There are *known knowns*; there are things we *know* that we know. There are *known unknowns*; that is to say, there are things that we now *know* we don't know. But there are also *unknown unknowns* -- there are things we *do not know* we don't know. -- Donald Rumsfeld, U.S. Secretary of Defense, February 12, 2002

A properly constructed Monte Carlo model helps you deal with the *known unknowns* of your problem, by taking advantage of the fact that you are aware of the uncertainty.

Traditional what-if scenarios, such as a trio of “best case” or “worst case” or “best guess” scenarios, are often unhelpful. You know that your best guess is not likely to be exactly right. But you also know things are unlikely to turn out as your best or worse case describes, because to get to either one of those conditions, the stars would have to align and everything would have to go right, or wrong.
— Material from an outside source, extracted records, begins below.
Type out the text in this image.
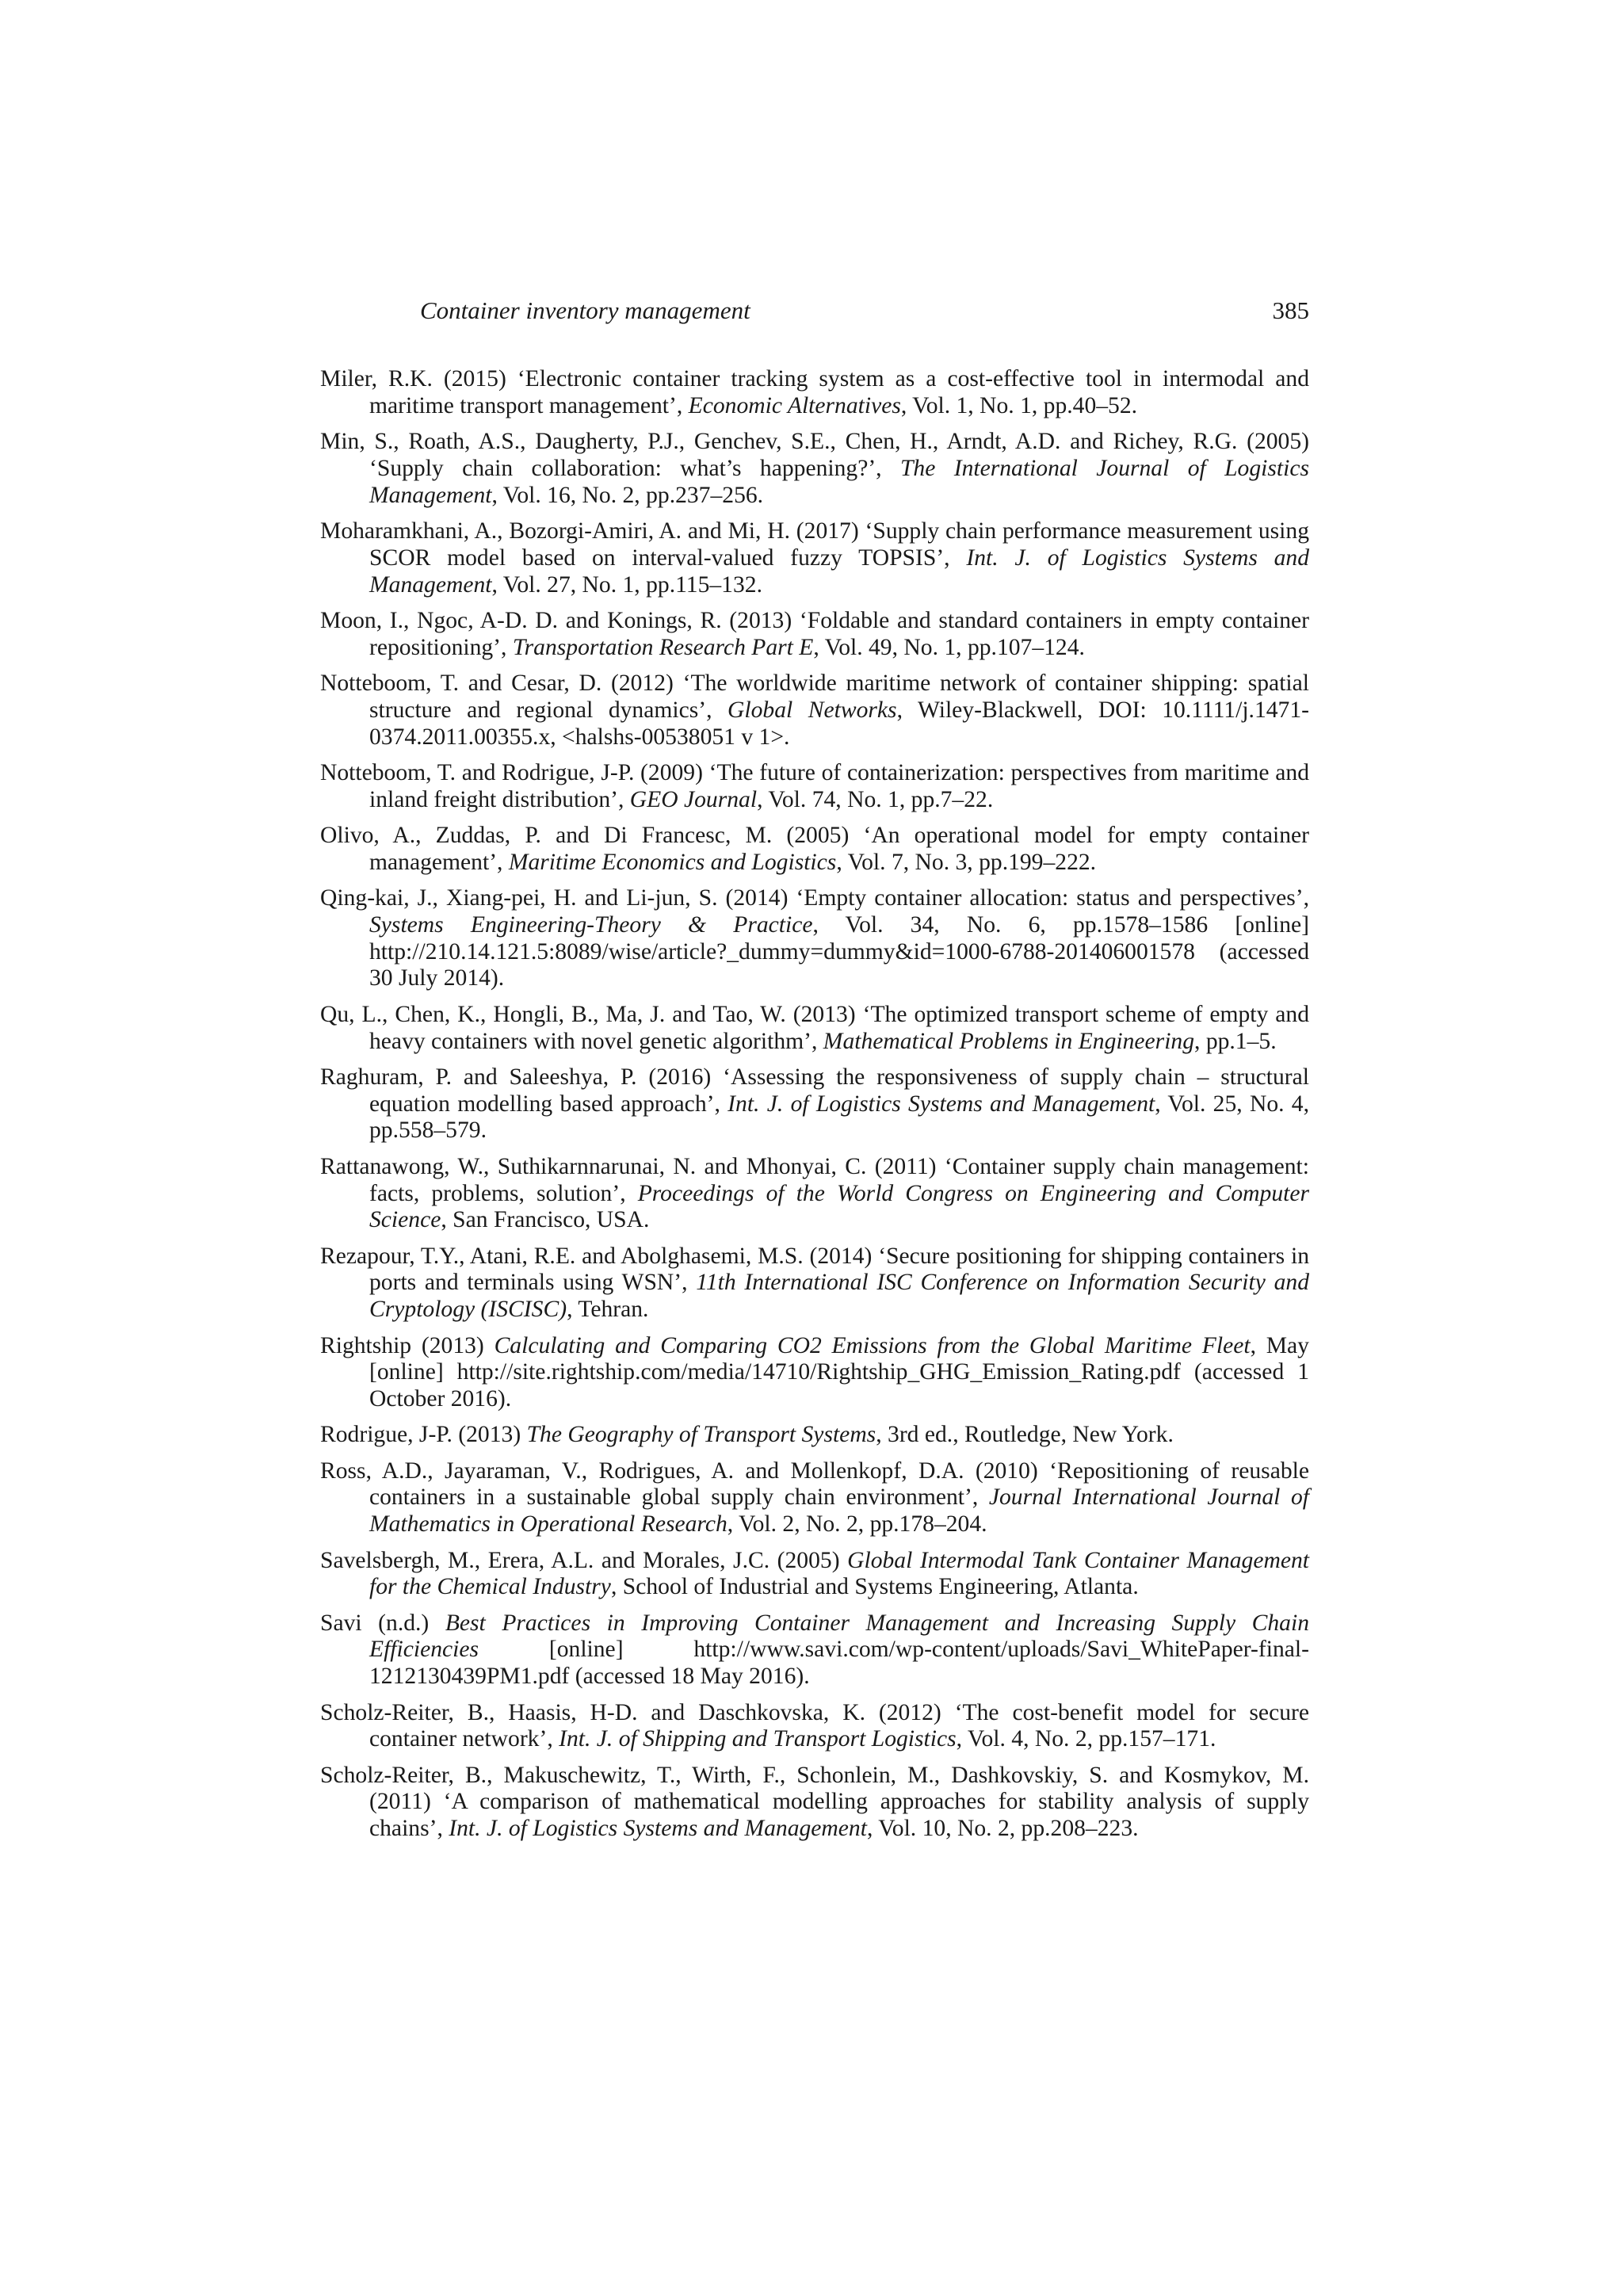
Container inventory management	385

Miler, R.K. (2015) ‘Electronic container tracking system as a cost-effective tool in intermodal and maritime transport management’, Economic Alternatives, Vol. 1, No. 1, pp.40–52.

Min, S., Roath, A.S., Daugherty, P.J., Genchev, S.E., Chen, H., Arndt, A.D. and Richey, R.G. (2005) ‘Supply chain collaboration: what’s happening?’, The International Journal of Logistics Management, Vol. 16, No. 2, pp.237–256.

Moharamkhani, A., Bozorgi-Amiri, A. and Mi, H. (2017) ‘Supply chain performance measurement using SCOR model based on interval-valued fuzzy TOPSIS’, Int. J. of Logistics Systems and Management, Vol. 27, No. 1, pp.115–132.

Moon, I., Ngoc, A-D. D. and Konings, R. (2013) ‘Foldable and standard containers in empty container repositioning’, Transportation Research Part E, Vol. 49, No. 1, pp.107–124.

Notteboom, T. and Cesar, D. (2012) ‘The worldwide maritime network of container shipping: spatial structure and regional dynamics’, Global Networks, Wiley-Blackwell, DOI: 10.1111/j.1471-0374.2011.00355.x, <halshs-00538051 v 1>.

Notteboom, T. and Rodrigue, J-P. (2009) ‘The future of containerization: perspectives from maritime and inland freight distribution’, GEO Journal, Vol. 74, No. 1, pp.7–22.

Olivo, A., Zuddas, P. and Di Francesc, M. (2005) ‘An operational model for empty container management’, Maritime Economics and Logistics, Vol. 7, No. 3, pp.199–222.

Qing-kai, J., Xiang-pei, H. and Li-jun, S. (2014) ‘Empty container allocation: status and perspectives’, Systems Engineering-Theory & Practice, Vol. 34, No. 6, pp.1578–1586 [online] http://210.14.121.5:8089/wise/article?_dummy=dummy&id=1000-6788-201406001578 (accessed 30 July 2014).

Qu, L., Chen, K., Hongli, B., Ma, J. and Tao, W. (2013) ‘The optimized transport scheme of empty and heavy containers with novel genetic algorithm’, Mathematical Problems in Engineering, pp.1–5.

Raghuram, P. and Saleeshya, P. (2016) ‘Assessing the responsiveness of supply chain – structural equation modelling based approach’, Int. J. of Logistics Systems and Management, Vol. 25, No. 4, pp.558–579.

Rattanawong, W., Suthikarnnarunai, N. and Mhonyai, C. (2011) ‘Container supply chain management: facts, problems, solution’, Proceedings of the World Congress on Engineering and Computer Science, San Francisco, USA.

Rezapour, T.Y., Atani, R.E. and Abolghasemi, M.S. (2014) ‘Secure positioning for shipping containers in ports and terminals using WSN’, 11th International ISC Conference on Information Security and Cryptology (ISCISC), Tehran.

Rightship (2013) Calculating and Comparing CO2 Emissions from the Global Maritime Fleet, May [online] http://site.rightship.com/media/14710/Rightship_GHG_Emission_Rating.pdf (accessed 1 October 2016).

Rodrigue, J-P. (2013) The Geography of Transport Systems, 3rd ed., Routledge, New York.

Ross, A.D., Jayaraman, V., Rodrigues, A. and Mollenkopf, D.A. (2010) ‘Repositioning of reusable containers in a sustainable global supply chain environment’, Journal International Journal of Mathematics in Operational Research, Vol. 2, No. 2, pp.178–204.

Savelsbergh, M., Erera, A.L. and Morales, J.C. (2005) Global Intermodal Tank Container Management for the Chemical Industry, School of Industrial and Systems Engineering, Atlanta.

Savi (n.d.) Best Practices in Improving Container Management and Increasing Supply Chain Efficiencies [online] http://www.savi.com/wp-content/uploads/Savi_WhitePaper-final-1212130439PM1.pdf (accessed 18 May 2016).

Scholz-Reiter, B., Haasis, H-D. and Daschkovska, K. (2012) ‘The cost-benefit model for secure container network’, Int. J. of Shipping and Transport Logistics, Vol. 4, No. 2, pp.157–171.

Scholz-Reiter, B., Makuschewitz, T., Wirth, F., Schonlein, M., Dashkovskiy, S. and Kosmykov, M. (2011) ‘A comparison of mathematical modelling approaches for stability analysis of supply chains’, Int. J. of Logistics Systems and Management, Vol. 10, No. 2, pp.208–223.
What you usually need is some idea of the range of *probable* outcomes, plus some idea of how screwed you will be if one of the improbable outcomes does occur. Using computer power to leverage what you do know against what you don’t, you can develop estimates that are better than a what-if scenario.

Let’s look at a simple example. You have been offered a job, and want to estimate your annual commuting costs. We’ll start with individual “worst case,” “most likely” and “best case” estimates.

Variable | Worst | Likely | Best |

Days per year | 220 | 200 | 180 |

Miles per trip | 22 | 20 | 18 |

MPG | 20 | 25 | 30 |

Average Fuel Cost per G | $4.50 | $4.00 | $3.50 |

Simplistic Estimate | $2178 | $1280 | $756 |

However, this does not give you a sense of the relative probabilities of the different scenarios. A Monte Carlo model of this problem might assume that these variables are normally distributed, with the likely estimate being the mean, and the worst and best cases representing two standard deviations above and below the mean. When the simulation is run, the variables are randomized according to their respective probabilities, and the simulation is repeated thousands of times. Modern desktop computers can accomplish this in seconds.

After a simulation with a sufficiently large number of trials, you would know that the estimated average fuel cost is about $1293, with a standard deviation of $168, which indicates that in 95% of scenarios, fuel costs will be between $957 and $1629. If you run the simulation again, you may get slightly different values, but still more useful values than the simplistic estimates above.

Monte Carlo methods allow us to use the “brute force” of modern computers to gain insights that would otherwise be elusive. Moore’s law ensures that the needed computing power is cheaper with every passing day, and we might as well put that power to use.

With that understanding of the Monte Carlo method, let’s take a closer look at Nate Silver’s model. I'm going to grossly oversimplify, but when you strip away the details, he is simply acknowledging two things about polls that are acknowledged to be unreliable, and accounting for that variability in his model.

Political polling firms produce their results by sampling a subset of the population in a given voting jurisdiction and extrapolating those results as if they described the entire population. If you sample, say, 500 people in a state, and out of that sample, 49% say they intend to vote for one candidate, and 46% say they intend to vote for the other one, is that 49% to 46% result exactly what you’re going to get on election day? Probably not, because you don’t really know if the few people that you asked constitute a representative sample of the whole. Actually it’s more accurate to say that you are sure they are *not* a representative sample; you just aren’t sure *to what degree* the sample was wrong.

There are mathematical methods for identifying the size of a sample needed to achieve a given level of reliability. Let’s say that in this case, a sample size of 500 people lets you say that your results are accurate to plus or minus 2.5%. Your model therefore assigned a probability distribution to that 49% plus or minus 2.5%. Now let us say it’s a normal distribution. Each time the model is run, the model plugs in a random number that is scaled to fit the pattern of a normal distribution. Values clustered around 49% are the most likely, with values as high as 51.5% or as low as 46.5% becoming increasingly unlikely.

Your computer might run that model ten thousand times, randomizing it each time. By itself it doesn’t tell you much, but now consider that your model has done this for every poll, for every state. It has corrected for known biases in the polling methods used by different vendors, insofar as they can be identified from looking at either historical polls versus historical electoral outcomes, or deviation from the average of similar polls conducted around the same time. You now have an idea of how all these various probabilities interact.

In the end, your model based on probability distrubutions does not produce a definitive answer like your “best guess” estimates. Instead, the model's answer is itself a probability distribution, which tells you the range of probable outcomes and their relative likelihood.